Capital Turnaround opens with its first act in August.

Ken Wyner Photography / Capital Turnaround

A new 850-seat venue for comedy and music performances is opening on the edge of Capitol Hill and Navy Yard, at the old “Blue Castle” building on M Street SE. The former car barn, which dates back to the 1800s, has been fully converted into an industrial-style entertainment venue.

Capital Turnaround, which opens to the public with its first act in August, was slated to open last year but had to keep its lights off due to the pandemic — aside from a handful of “micro-weddings” and private events the space held over the past year.

The venue is owned by National Community Church, the religious organization that’s behind the DC Dream Center, Miracle Theatre, and Ebenezers Coffeehouse.

Union Stage runs the booking for NCC, including its Miracle Theatre and Capital Turnaround lineups. Jon Weiss, Union Stage’s talent buyer, says he started booking the room in November 2019. The first show, a sold-out live podcast, was scheduled for March 2020 until it was canceled.

But the venue’s first slate of performers is now set, starting with back-to-back sets from comedian Hannibal Buress on Aug. 7 — one at 7 p.m. and another at 10 p.m. — followed by the True Crime Obsessed live podcast on Sept. 17. Other acts, like Story District DC (Sept. 25), Todd Rundgren (Oct. 17 and 18), Steve-O (Dec. 4), and Rina Sawayama (May 6, 2022), round out the lineup.

Weiss says there will be at least two bars in the space, and he’s still booking acts to fill up the schedule. While there will be plenty of 21 and older shows, Weiss says the venue will also host a wide range of all-ages events, a salute to the teens that frequented D.C.’s punk scene in previous decades.

“We don’t just want to be providing for the community that drinks,” says Weiss. “We want to be providing for every community, for every type of genre and demographic.”

Weiss, who grew up in the D.C. area and is a musician himself, runs the local independent record company Babe City Records while booking for Union Stage, Miracle Theatre, Jammin Java, and Pie Shop. He sees Capital Turnaround joining venues like The Anthem and 9:30 Club as a go-to entertainment spot in the District and says he’s tired of seeing artists fly in from around the world only to play shows in New York and Los Angeles.

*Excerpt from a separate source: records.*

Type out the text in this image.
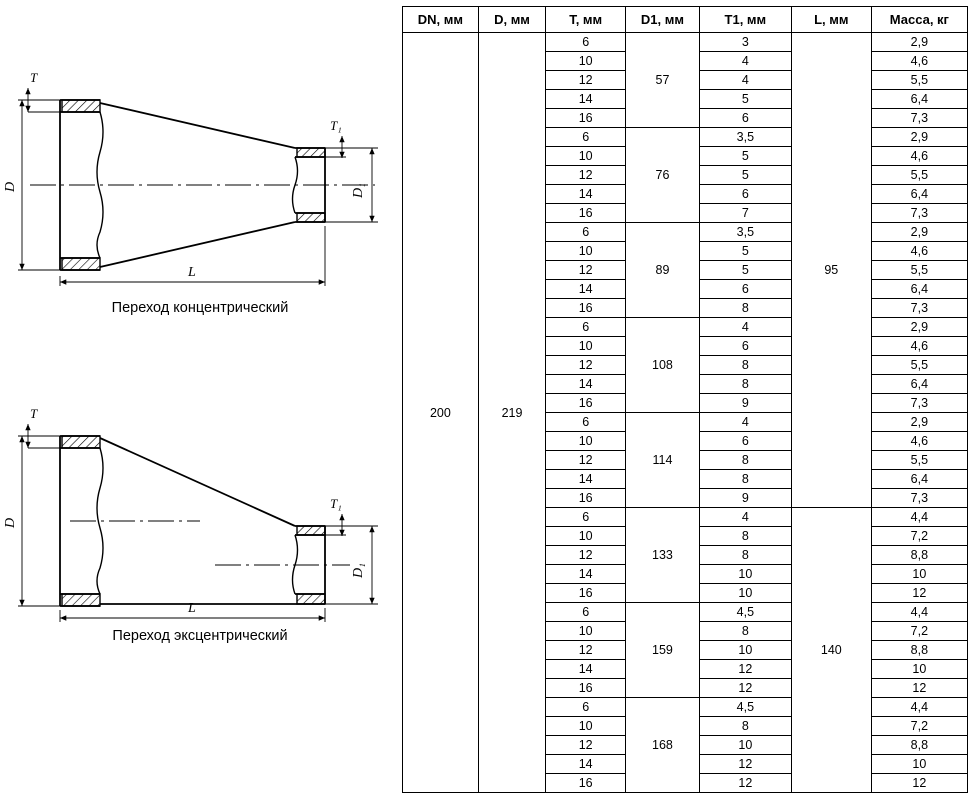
T
T₁
D	D₁
L
Переход концентрический
T
T₁
D
D₁
L
Переход эксцентрический
DN, мм	D, мм	T, мм	D1, мм	T1, мм	L, мм	Масса, кг
200	219	6	57	3	95	2,9
		10		4		4,6
		12		4		5,5
		14		5		6,4
		16		6		7,3
		6	76	3,5		2,9
		10		5		4,6
		12		5		5,5
		14		6		6,4
		16		7		7,3
		6	89	3,5		2,9
		10		5		4,6
		12		5		5,5
		14		6		6,4
		16		8		7,3
		6	108	4		2,9
		10		6		4,6
		12		8		5,5
		14		8		6,4
		16		9		7,3
		6	114	4		2,9
		10		6		4,6
		12		8		5,5
		14		8		6,4
		16		9		7,3
		6	133	4	140	4,4
		10		8		7,2
		12		8		8,8
		14		10		10
		16		10		12
		6	159	4,5		4,4
		10		8		7,2
		12		10		8,8
		14		12		10
		16		12		12
		6	168	4,5		4,4
		10		8		7,2
		12		10		8,8
		14		12		10
		16		12		12
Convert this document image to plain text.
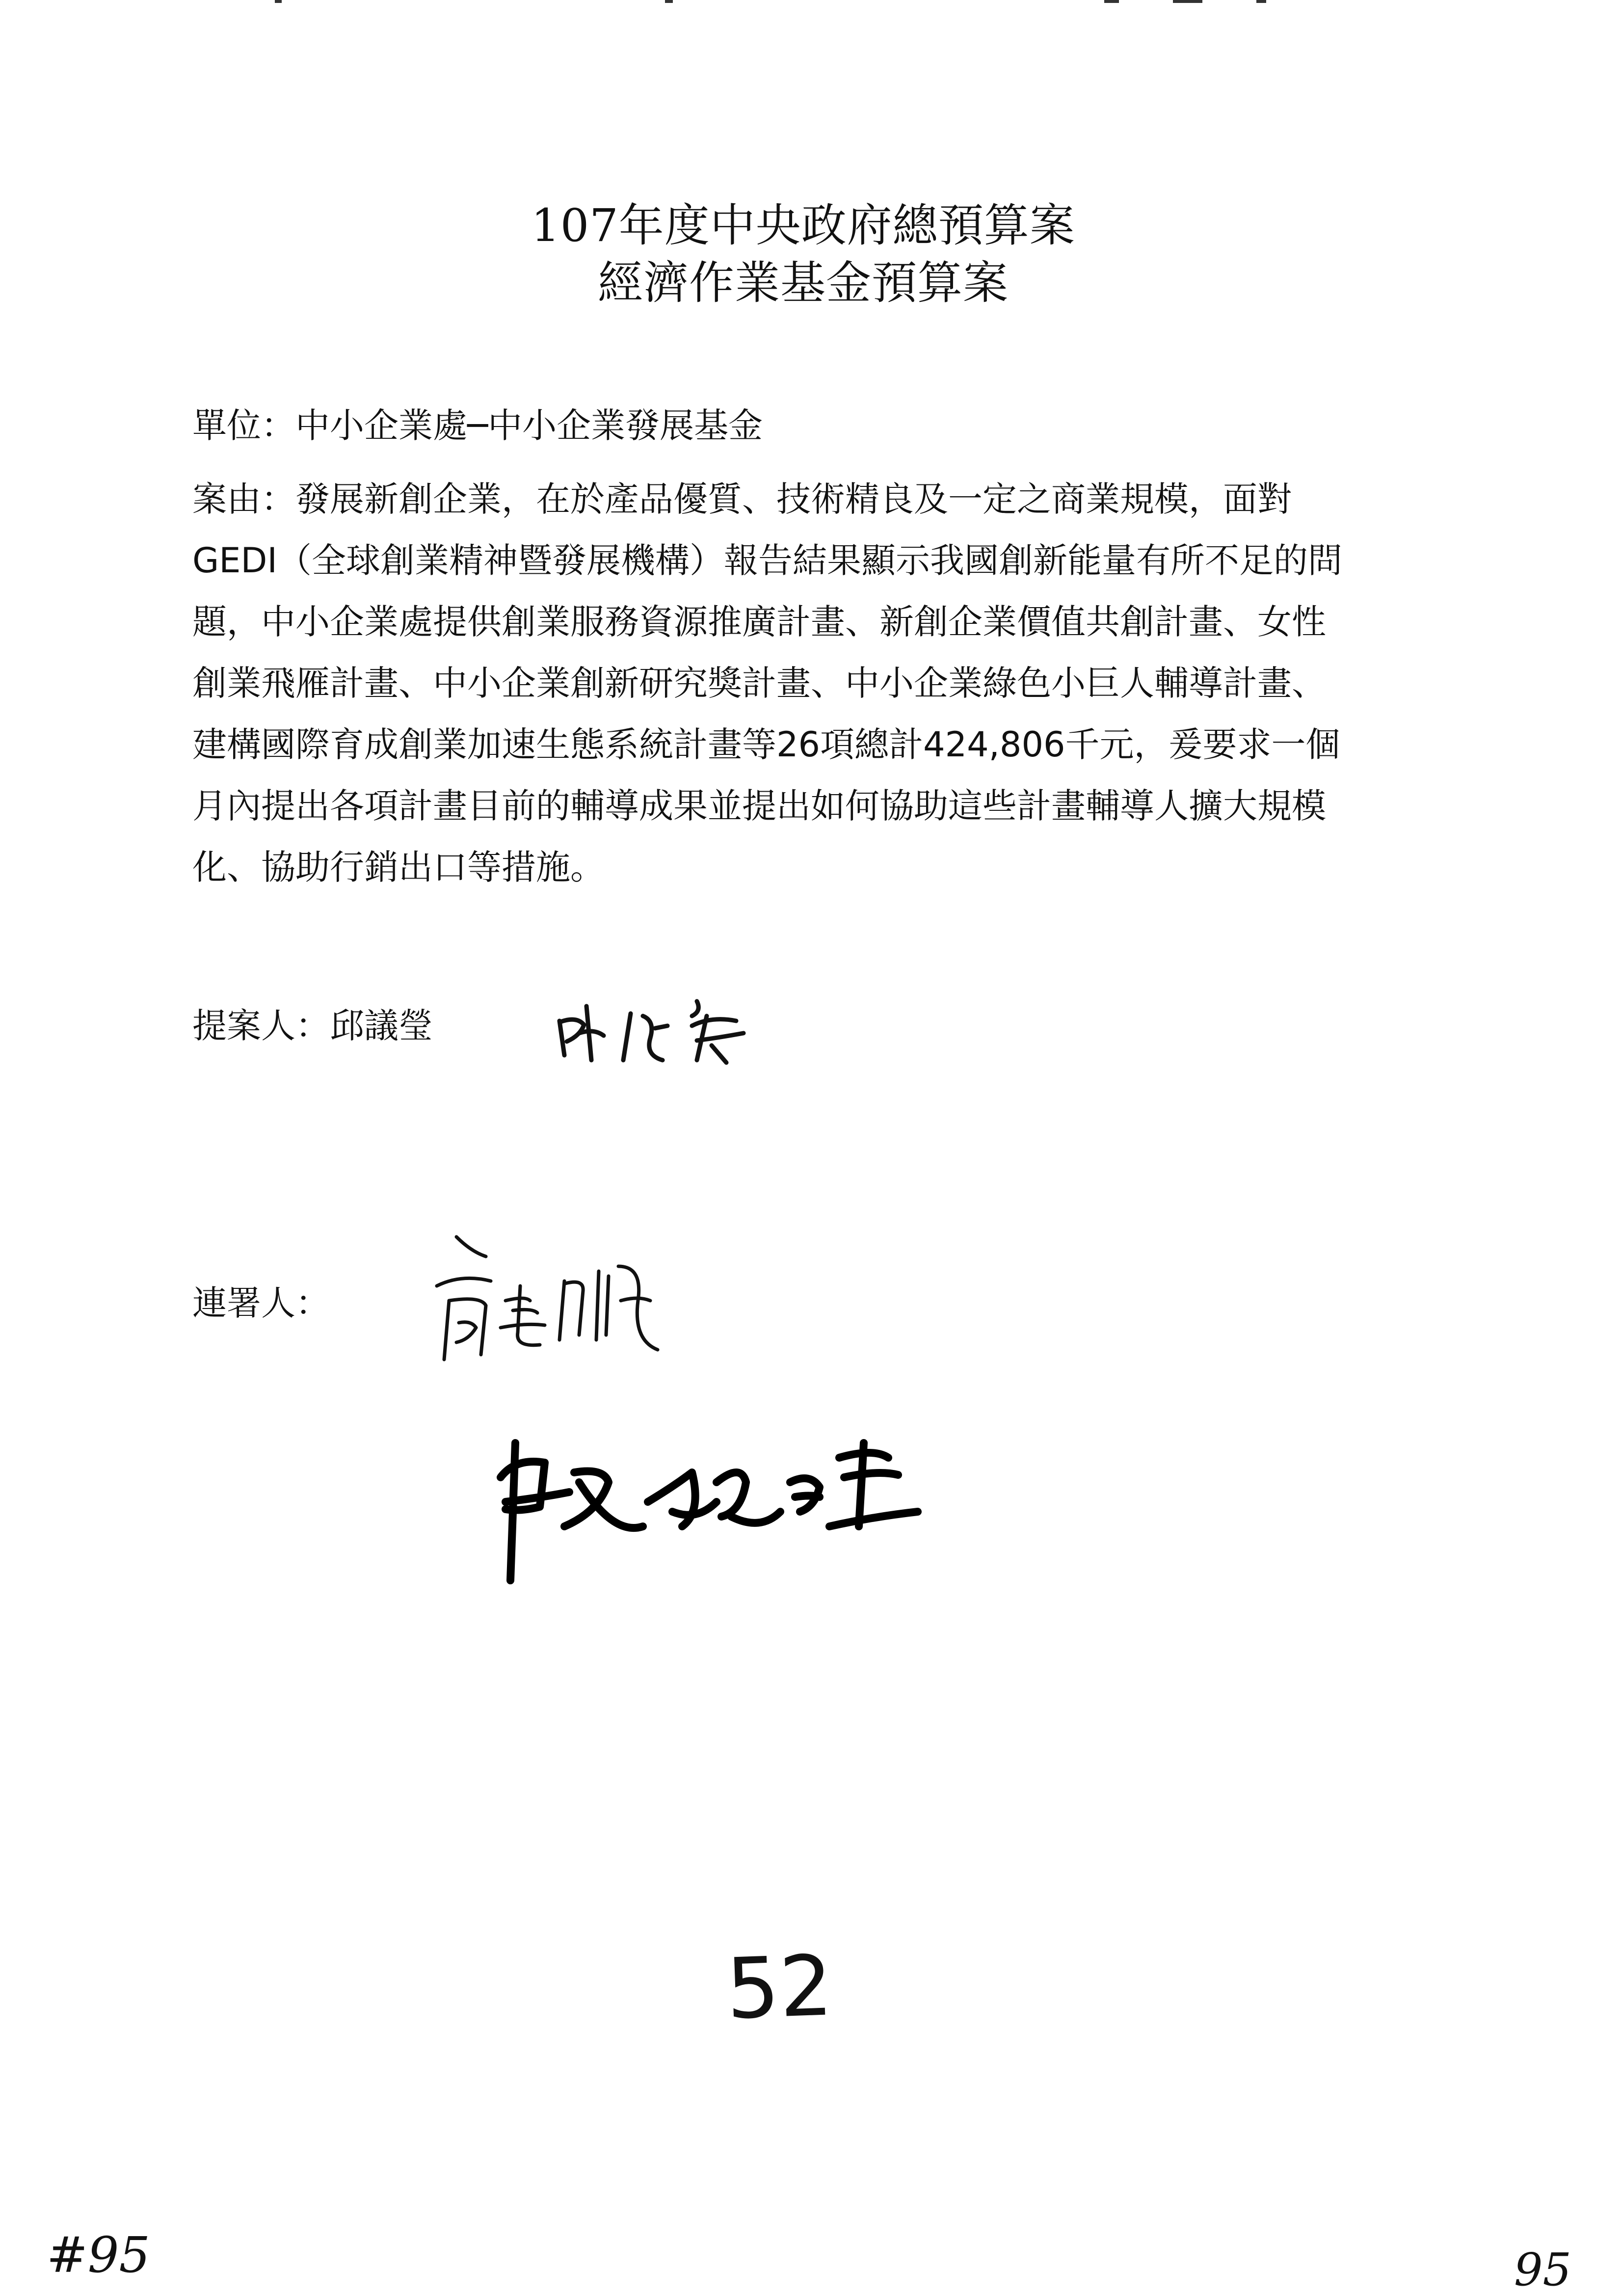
107年度中央政府總預算案
經濟作業基金預算案
單位：中小企業處─中小企業發展基金
案由：發展新創企業，在於產品優質、技術精良及一定之商業規模，面對
GEDI（全球創業精神暨發展機構）報告結果顯示我國創新能量有所不足的問
題，中小企業處提供創業服務資源推廣計畫、新創企業價值共創計畫、女性
創業飛雁計畫、中小企業創新研究獎計畫、中小企業綠色小巨人輔導計畫、
建構國際育成創業加速生態系統計畫等26項總計424,806千元，爰要求一個
月內提出各項計畫目前的輔導成果並提出如何協助這些計畫輔導人擴大規模
化、協助行銷出口等措施。
提案人：邱議瑩
連署人：
52
#95	95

“In a city where rent is increasingly pushing the arts out of the District and into the suburbs, it’s nice to see something that is providing a space for art and touring artists to provide entertainment to D.C., directly in D.C.,” Weiss says. “Our goal is … just providing D.C. as more of an arts-centered, entertainment city.”

Built in 1862, the building itself takes up an entire city block and has quite an interesting history. Located directly across from the main Navy Yard gate, the building was once the last stop along the city’s busiest streetcar line that started in Georgetown, according to HillRag. The Washington and Georgetown Railroad Car House — or the Navy Yard Car Barn — quite literally “turned around” cars to prepare them for another journey across the city.

In the past, the building has been the site of D.C. public charter schools, and the church bought it in 2014, when it was a loading dock.

Now NCC is getting rid of its signature blue paint and has retrofitted it with spacious, contemporary lounges, green rooms for performers (and bridal parties getting ready for wedding ceremonies), exposed brick, and LED screens. (It’s worth taking a virtual tour of the venue here.)

It’s not all about the entertainment, though. Part of the building is being used by the Phase Family Learning Center, a full-service preschool for children ages 6 weeks to 5 years old.

Asked about the optics of a religious group opening a venue that books the likes of, well, Steve-O, National Community Church’s lead pastor Mark Batterson doesn’t bat an eye.

First, he says, “every business venture … someone’s behind it.” In NCC’s case, the profits made from selling tickets and coffee go back into their youth programs, Batterson says.

But the 25-year-old church also isn’t very conventional — the congregation holds its Sunday services at theaters around D.C., including Capital Turnaround and Lincoln Theatre. (Pre-pandemic, NCC operated out of seven campuses, Batterson says.)

“For some people, I guess you would say we’re not your mother’s church,” Batterson says. “I mean, Jesus didn’t just hang out at the synagogue. He hung out at wells, the natural gathering places in ancient culture. To us, movie theaters, or concert venues, or coffee houses are those modern-day wells. We love being in places and spaces where church and community can cross paths.”

Weiss, the talent buyer, hopes the new venue will have a direct impact on the nearby neighborhoods, especially after such a tough year. He cites a statistic he read in The Chicago Tribune: Every $1 spent on small performance venues generates $12 of economic activity within the surrounding businesses. He believes Capital Turnaround can have that type of influence, especially if he can book some big names going forward.

“It’s nice to be able to have another reason for artists to focus on D.C. as another primary market for music,” he says. “I like being able to say, ‘Hey, if you’re playing New York, you’re going to want to play D.C., too.”

Capital Turnaround, 770 M St. SE; tickets on unionstage.com

This post has been updated with information about Capital Turnaround’s first show in August.